After you’ve verified the identity of the inspector, they will provide an overview of the inspection procedures, explain what prompted the visit, and request basic company information. For this purpose, you’ll want to designate a meeting room located away from work areas. This space may also be used for employee interviews later in the inspection process.

You’ll also want to instruct staff on what to do and how to act during an inspection. In every OSHA interaction, the right attitude goes a long way — encourage employees to be polite, respectful, and cooperative while being mindful of their rights. Be sure they’re also aware of their responsibilities. Designate which employees (and their substitutes) will accompany inspectors on walkarounds and which will be responsible for providing requested documents. 

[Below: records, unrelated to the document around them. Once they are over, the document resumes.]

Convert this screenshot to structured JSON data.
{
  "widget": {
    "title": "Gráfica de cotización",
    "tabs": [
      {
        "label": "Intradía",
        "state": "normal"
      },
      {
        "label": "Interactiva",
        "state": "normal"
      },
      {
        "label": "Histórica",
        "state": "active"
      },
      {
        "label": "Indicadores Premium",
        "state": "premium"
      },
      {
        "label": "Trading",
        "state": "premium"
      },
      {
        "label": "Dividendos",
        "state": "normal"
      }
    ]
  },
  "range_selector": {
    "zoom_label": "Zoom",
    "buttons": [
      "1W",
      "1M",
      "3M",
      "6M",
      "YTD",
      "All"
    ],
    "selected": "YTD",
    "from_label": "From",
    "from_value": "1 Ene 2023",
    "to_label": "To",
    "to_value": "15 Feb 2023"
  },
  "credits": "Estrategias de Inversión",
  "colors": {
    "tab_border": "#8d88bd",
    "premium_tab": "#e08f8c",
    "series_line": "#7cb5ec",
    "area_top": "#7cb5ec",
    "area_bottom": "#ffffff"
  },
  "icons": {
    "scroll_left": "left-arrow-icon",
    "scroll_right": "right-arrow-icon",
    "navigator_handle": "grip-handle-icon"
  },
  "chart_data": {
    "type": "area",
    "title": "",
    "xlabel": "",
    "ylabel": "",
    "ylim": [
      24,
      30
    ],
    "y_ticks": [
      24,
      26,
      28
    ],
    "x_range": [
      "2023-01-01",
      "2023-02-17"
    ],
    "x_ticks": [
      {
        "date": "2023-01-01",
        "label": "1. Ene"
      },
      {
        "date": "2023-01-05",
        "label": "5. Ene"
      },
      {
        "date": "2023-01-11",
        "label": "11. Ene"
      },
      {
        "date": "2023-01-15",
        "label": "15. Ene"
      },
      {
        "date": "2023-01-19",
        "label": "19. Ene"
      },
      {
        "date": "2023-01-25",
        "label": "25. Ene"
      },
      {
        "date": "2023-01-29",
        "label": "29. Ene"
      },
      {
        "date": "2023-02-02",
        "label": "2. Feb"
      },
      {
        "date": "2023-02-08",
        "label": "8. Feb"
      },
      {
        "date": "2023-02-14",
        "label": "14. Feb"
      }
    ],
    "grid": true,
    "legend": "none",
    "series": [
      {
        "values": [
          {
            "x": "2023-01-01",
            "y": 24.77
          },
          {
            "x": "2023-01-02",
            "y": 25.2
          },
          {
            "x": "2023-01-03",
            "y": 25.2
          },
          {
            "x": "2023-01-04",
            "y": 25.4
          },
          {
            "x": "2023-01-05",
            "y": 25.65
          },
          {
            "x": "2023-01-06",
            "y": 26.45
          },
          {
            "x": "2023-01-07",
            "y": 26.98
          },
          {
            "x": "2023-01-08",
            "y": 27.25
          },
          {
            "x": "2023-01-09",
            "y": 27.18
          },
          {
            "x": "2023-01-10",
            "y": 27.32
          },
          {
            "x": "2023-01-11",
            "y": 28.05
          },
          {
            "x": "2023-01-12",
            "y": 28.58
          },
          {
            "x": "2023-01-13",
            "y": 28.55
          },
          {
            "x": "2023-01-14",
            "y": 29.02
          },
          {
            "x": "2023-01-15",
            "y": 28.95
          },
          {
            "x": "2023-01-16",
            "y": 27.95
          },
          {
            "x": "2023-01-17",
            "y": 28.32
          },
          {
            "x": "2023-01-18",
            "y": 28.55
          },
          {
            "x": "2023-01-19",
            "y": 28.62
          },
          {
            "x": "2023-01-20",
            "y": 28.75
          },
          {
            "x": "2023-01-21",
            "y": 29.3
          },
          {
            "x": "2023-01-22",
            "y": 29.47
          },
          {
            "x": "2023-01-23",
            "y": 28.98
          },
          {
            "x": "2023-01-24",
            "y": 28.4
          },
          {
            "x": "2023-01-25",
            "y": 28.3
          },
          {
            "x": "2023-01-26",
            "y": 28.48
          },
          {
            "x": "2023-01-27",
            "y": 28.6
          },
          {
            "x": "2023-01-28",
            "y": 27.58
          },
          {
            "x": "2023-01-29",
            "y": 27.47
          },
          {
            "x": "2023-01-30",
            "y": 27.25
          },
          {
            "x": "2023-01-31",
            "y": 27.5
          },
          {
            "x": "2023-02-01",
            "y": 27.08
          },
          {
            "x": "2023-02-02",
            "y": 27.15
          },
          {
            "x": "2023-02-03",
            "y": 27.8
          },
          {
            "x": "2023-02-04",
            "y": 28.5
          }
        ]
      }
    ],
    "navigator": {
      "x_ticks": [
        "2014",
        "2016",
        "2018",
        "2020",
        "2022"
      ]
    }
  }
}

During the inspection, it’s a good idea to take notes, photos, measurements, and other records alongside the OSHA representative. You should also request copies of the inspector’s findings at the closing conference. This way, your records of the event will match OSHA’s. 

Keep excellent records

Efforts to comply with safety standards are worth little if you don’t have current, accurate documentation to back them up. 

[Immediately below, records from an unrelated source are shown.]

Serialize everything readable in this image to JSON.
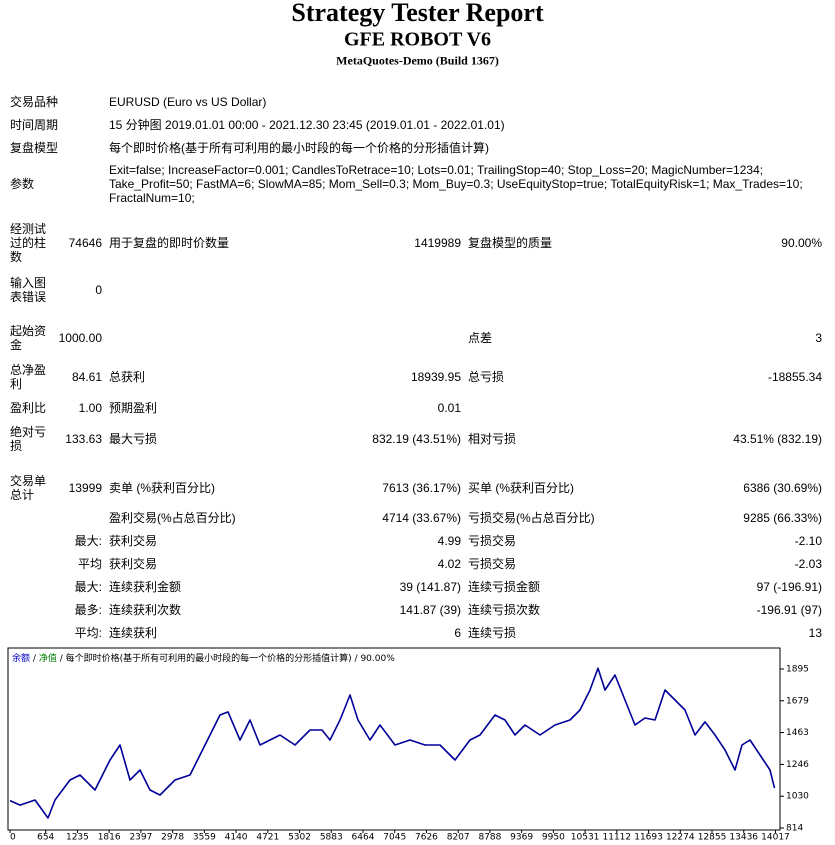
{
  "header": {
    "title": "Strategy Tester Report",
    "subtitle": "GFE ROBOT V6",
    "build": "MetaQuotes-Demo (Build 1367)"
  },
  "info": [
    {
      "label": "交易品种",
      "value": "EURUSD (Euro vs US Dollar)"
    },
    {
      "label": "时间周期",
      "value": "15 分钟图 2019.01.01 00:00 - 2021.12.30 23:45 (2019.01.01 - 2022.01.01)"
    },
    {
      "label": "复盘模型",
      "value": "每个即时价格(基于所有可利用的最小时段的每一个价格的分形插值计算)"
    },
    {
      "label": "参数",
      "value": "Exit=false; IncreaseFactor=0.001; CandlesToRetrace=10; Lots=0.01; TrailingStop=40; Stop_Loss=20; MagicNumber=1234; Take_Profit=50; FastMA=6; SlowMA=85; Mom_Sell=0.3; Mom_Buy=0.3; UseEquityStop=true; TotalEquityRisk=1; Max_Trades=10; FractalNum=10;"
    }
  ],
  "stats": [
    {
      "label": "经测试过的柱数",
      "value": "74646",
      "label2": "用于复盘的即时价数量",
      "value2": "1419989",
      "label3": "复盘模型的质量",
      "value3": "90.00%"
    },
    {
      "label": "输入图表错误",
      "value": "0"
    },
    {
      "label": "起始资金",
      "value": "1000.00",
      "label3": "点差",
      "value3": "3"
    },
    {
      "label": "总净盈利",
      "value": "84.61",
      "label2": "总获利",
      "value2": "18939.95",
      "label3": "总亏损",
      "value3": "-18855.34"
    },
    {
      "label": "盈利比",
      "value": "1.00",
      "label2": "预期盈利",
      "value2": "0.01"
    },
    {
      "label": "绝对亏损",
      "value": "133.63",
      "label2": "最大亏损",
      "value2": "832.19 (43.51%)",
      "label3": "相对亏损",
      "value3": "43.51% (832.19)"
    },
    {
      "label": "交易单总计",
      "value": "13999",
      "label2": "卖单 (%获利百分比)",
      "value2": "7613 (36.17%)",
      "label3": "买单 (%获利百分比)",
      "value3": "6386 (30.69%)"
    },
    {
      "label2": "盈利交易(%占总百分比)",
      "value2": "4714 (33.67%)",
      "label3": "亏损交易(%占总百分比)",
      "value3": "9285 (66.33%)"
    },
    {
      "prefix": "最大:",
      "label2": "获利交易",
      "value2": "4.99",
      "label3": "亏损交易",
      "value3": "-2.10"
    },
    {
      "prefix": "平均",
      "label2": "获利交易",
      "value2": "4.02",
      "label3": "亏损交易",
      "value3": "-2.03"
    },
    {
      "prefix": "最大:",
      "label2": "连续获利金额",
      "value2": "39 (141.87)",
      "label3": "连续亏损金额",
      "value3": "97 (-196.91)"
    },
    {
      "prefix": "最多:",
      "label2": "连续获利次数",
      "value2": "141.87 (39)",
      "label3": "连续亏损次数",
      "value3": "-196.91 (97)"
    },
    {
      "prefix": "平均:",
      "label2": "连续获利",
      "value2": "6",
      "label3": "连续亏损",
      "value3": "13"
    }
  ],
  "chart_data": {
    "type": "line",
    "legend_balance": "余额",
    "balance_color": "#0000c0",
    "legend_equity": "净值",
    "equity_color": "#008000",
    "separator": "/",
    "model": "每个即时价格(基于所有可利用的最小时段的每一个价格的分形插值计算)",
    "quality": "90.00%",
    "x": [
      0,
      183,
      458,
      696,
      824,
      1099,
      1282,
      1556,
      1831,
      2014,
      2197,
      2380,
      2563,
      2747,
      3021,
      3296,
      3479,
      3662,
      3845,
      3992,
      4212,
      4395,
      4578,
      4761,
      4944,
      5219,
      5493,
      5713,
      5860,
      6043,
      6226,
      6373,
      6592,
      6775,
      7050,
      7325,
      7599,
      7874,
      8149,
      8423,
      8606,
      8881,
      9064,
      9248,
      9431,
      9705,
      9980,
      10255,
      10438,
      10621,
      10767,
      10896,
      11079,
      11262,
      11445,
      11628,
      11811,
      11994,
      12177,
      12360,
      12543,
      12726,
      12909,
      13093,
      13276,
      13404,
      13550,
      13733,
      13916,
      13999
    ],
    "series": [
      {
        "name": "余额",
        "color": "#000099",
        "values": [
          1000,
          970,
          1004,
          882,
          1004,
          1140,
          1174,
          1072,
          1276,
          1378,
          1140,
          1208,
          1072,
          1038,
          1140,
          1174,
          1310,
          1446,
          1582,
          1603,
          1412,
          1548,
          1378,
          1412,
          1446,
          1378,
          1480,
          1480,
          1412,
          1548,
          1718,
          1548,
          1412,
          1514,
          1378,
          1412,
          1378,
          1378,
          1276,
          1412,
          1446,
          1582,
          1548,
          1446,
          1514,
          1446,
          1514,
          1548,
          1616,
          1752,
          1900,
          1752,
          1854,
          1684,
          1514,
          1562,
          1548,
          1752,
          1684,
          1616,
          1446,
          1535,
          1446,
          1344,
          1208,
          1378,
          1412,
          1310,
          1208,
          1085
        ]
      }
    ],
    "xlim": [
      0,
      14100
    ],
    "xticks": [
      0,
      654,
      1235,
      1816,
      2397,
      2978,
      3559,
      4140,
      4721,
      5302,
      5883,
      6464,
      7045,
      7626,
      8207,
      8788,
      9369,
      9950,
      10531,
      11112,
      11693,
      12274,
      12855,
      13436,
      14017
    ],
    "ylim": [
      814,
      2024
    ],
    "yticks": [
      814,
      1030,
      1246,
      1463,
      1679,
      1895
    ],
    "grid": false
  }
}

To plan for the possibility of OSHA inspection, everything must be present and accounted for, including: 

  • Training certifications
  • Proof of employee qualifications
  • Worker compensation records
  • Insurance policies
  • Incident reports
  • Third-party audit results 

All these records should be kept up-to-date and on file for the required amount of time. If there’s any confusion about what records you need to keep, update, or discard, you may wish to reach out to a health and safety professional for guidance. 

In addition, safety documentation should be easily accessible and organized. This ensures that tracking down data for OSHA won’t be a tedious, time-consuming process. If you rely on physical files, switching to digital recordkeeping methods can help speed up the file search and keep important records at your fingertips. 

Be proactive

By the time an inspector points out safety violations, it may be too late to avoid the fines. But you can take steps to identify and eliminate problem areas before OSHA comes to your door. 

A good way to find out what you’re doing well and where you may be falling short is to periodically conduct a Gap Analysis Process (GAP) or safety audit. This involves bringing in a service provider like TriMedia to walk through your facility, review your records, pinpoint potential hazards and compliance concerns, and recommend changes to help you achieve your safety goals. 

Even if your team is well-versed in OSHA regulations, there is always room for improvement. And an audit like this may reveal areas where you could be doing more to prioritize employee success and safety, which ultimately boosts profits and cuts down on operational costs.